CAR T cell therapy of cancers promises to revolutionize oncology by harnessing the powers of synthetic biology and immunotherapy in a single agent. CARs are synthetic receptors composed of an extracellular antigen binding domain and one or more intracellular signaling domains which act in concert to activate the T cell upon antigen recognition. CARs targeting B cell associated CD19 demonstrated robust in vivo cytolytic activity, expansion, and persistence upon antigen exposure paving the way for clinical application of this technology and ultimately FDA approval for pediatric and young adult acute lymphoblastic leukemia as well as patients with relapsed or refractory diffuse large B cell lymphoma. However, these successes have not yet been replicated in the arena of solid tumors. Unlike hematologic malignancies, solid tumors present numerous challenges in the form of an immunosuppressive tumor microenvironment. In this chapter, we will highlight clinical application of CAR T cells in solid tumors, discuss hurdles that have impeded CAR T cell function in these malignancies, and propose methods to overcome these limitations.

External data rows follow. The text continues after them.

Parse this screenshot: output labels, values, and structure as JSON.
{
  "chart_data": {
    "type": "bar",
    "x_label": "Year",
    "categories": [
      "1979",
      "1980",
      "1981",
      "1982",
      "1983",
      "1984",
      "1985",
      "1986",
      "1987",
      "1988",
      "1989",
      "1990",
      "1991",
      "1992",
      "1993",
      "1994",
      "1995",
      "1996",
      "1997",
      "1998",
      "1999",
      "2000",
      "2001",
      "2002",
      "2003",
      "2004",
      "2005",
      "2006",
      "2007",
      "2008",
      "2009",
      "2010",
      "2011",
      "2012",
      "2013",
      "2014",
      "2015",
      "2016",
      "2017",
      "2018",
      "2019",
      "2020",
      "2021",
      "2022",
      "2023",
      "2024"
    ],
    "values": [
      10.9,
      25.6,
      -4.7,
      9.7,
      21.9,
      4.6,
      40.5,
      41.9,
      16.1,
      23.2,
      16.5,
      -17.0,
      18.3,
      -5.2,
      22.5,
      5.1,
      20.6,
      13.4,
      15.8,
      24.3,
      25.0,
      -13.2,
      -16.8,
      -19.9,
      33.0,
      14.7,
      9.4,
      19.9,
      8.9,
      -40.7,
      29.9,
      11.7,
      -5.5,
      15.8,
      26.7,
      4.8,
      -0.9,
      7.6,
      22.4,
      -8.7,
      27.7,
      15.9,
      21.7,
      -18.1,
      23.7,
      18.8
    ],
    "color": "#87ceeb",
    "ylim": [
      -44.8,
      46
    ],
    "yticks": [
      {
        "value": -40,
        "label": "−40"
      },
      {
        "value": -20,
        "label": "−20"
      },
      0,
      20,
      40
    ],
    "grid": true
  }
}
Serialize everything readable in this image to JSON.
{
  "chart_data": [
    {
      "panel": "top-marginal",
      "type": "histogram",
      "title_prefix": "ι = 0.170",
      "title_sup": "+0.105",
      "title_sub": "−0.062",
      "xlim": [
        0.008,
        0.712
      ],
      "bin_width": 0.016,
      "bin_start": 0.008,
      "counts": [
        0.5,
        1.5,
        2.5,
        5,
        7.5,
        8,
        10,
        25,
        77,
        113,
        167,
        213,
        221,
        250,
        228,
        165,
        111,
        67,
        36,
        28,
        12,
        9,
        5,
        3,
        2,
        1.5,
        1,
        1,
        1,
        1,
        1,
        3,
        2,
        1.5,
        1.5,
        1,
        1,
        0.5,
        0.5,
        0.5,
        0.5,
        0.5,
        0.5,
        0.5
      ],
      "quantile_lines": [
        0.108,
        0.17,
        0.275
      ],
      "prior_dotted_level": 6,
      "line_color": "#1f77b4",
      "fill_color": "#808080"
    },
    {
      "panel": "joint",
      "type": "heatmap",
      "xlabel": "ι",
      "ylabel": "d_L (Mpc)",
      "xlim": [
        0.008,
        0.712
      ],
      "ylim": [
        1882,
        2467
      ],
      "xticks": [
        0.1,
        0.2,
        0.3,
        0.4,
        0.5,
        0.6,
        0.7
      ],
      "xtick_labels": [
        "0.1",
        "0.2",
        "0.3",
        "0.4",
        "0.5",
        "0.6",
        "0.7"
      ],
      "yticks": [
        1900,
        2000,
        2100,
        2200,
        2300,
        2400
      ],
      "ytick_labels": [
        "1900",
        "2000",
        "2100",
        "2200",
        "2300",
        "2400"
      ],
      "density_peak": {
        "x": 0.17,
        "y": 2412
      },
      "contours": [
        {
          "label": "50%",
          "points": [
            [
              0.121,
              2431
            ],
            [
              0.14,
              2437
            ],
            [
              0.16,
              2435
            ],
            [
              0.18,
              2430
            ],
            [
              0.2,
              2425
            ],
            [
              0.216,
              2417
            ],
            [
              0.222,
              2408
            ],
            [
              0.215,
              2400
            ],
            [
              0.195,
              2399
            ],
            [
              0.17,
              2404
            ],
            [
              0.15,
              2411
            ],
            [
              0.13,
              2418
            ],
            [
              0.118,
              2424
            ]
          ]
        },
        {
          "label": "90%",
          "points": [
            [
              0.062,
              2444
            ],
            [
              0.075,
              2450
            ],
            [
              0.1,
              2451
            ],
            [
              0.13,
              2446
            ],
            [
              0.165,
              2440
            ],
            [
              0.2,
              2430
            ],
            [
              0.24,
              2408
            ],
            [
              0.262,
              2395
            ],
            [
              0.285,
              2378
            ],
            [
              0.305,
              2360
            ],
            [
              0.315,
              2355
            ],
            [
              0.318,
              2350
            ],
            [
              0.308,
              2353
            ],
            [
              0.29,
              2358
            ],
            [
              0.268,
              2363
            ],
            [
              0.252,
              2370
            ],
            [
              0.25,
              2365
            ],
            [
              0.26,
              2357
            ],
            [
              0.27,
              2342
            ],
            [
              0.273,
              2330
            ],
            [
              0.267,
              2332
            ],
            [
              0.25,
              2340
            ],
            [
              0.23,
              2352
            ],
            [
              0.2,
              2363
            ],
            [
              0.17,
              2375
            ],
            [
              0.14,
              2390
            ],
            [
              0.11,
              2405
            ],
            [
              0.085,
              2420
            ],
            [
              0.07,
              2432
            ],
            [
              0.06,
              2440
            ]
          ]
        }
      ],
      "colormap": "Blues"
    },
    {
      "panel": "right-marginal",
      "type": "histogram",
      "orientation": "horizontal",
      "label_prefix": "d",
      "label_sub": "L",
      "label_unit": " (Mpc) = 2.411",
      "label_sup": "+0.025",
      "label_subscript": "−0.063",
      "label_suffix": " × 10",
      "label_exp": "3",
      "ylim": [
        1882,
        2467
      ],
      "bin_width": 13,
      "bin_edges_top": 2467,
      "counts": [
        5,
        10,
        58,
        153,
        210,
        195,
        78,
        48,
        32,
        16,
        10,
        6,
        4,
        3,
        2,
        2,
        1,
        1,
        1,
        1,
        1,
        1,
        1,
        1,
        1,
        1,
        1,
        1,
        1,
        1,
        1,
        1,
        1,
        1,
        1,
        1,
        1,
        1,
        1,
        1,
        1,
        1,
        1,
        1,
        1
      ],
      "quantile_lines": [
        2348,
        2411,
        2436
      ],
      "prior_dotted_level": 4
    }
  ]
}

嵌合抗原受体 T 细胞疗法有望通过将合成生物学和免疫疗法的力量集中在一种药物中,从而彻底改变肿瘤学。CAR 是由细胞外抗原结合结构域和一个或多个细胞内信号转导结构域组成的合成受体,在抗原识别时协同作用激活 T 细胞。针对 B 细胞相关 CD19 的 CAR 在抗原暴露后表现出强大的体内细胞溶解活性、扩增和持久性,为该技术的临床应用铺平了道路,最终获得了 FDA 批准用于儿科和年轻成人急性淋巴细胞白血病以及复发性或难治性弥漫性大 B 细胞淋巴瘤患者。然而,这些成功尚未在实体肿瘤领域得到复制。与血液恶性肿瘤不同,实体肿瘤以免疫抑制性肿瘤微环境的形式带来了许多挑战。在本章中,我们将重点介绍 CAR T 细胞在实体肿瘤中的临床应用,讨论阻碍 CAR T 细胞在这些恶性肿瘤中发挥作用的障碍,并提出克服这些限制的方法。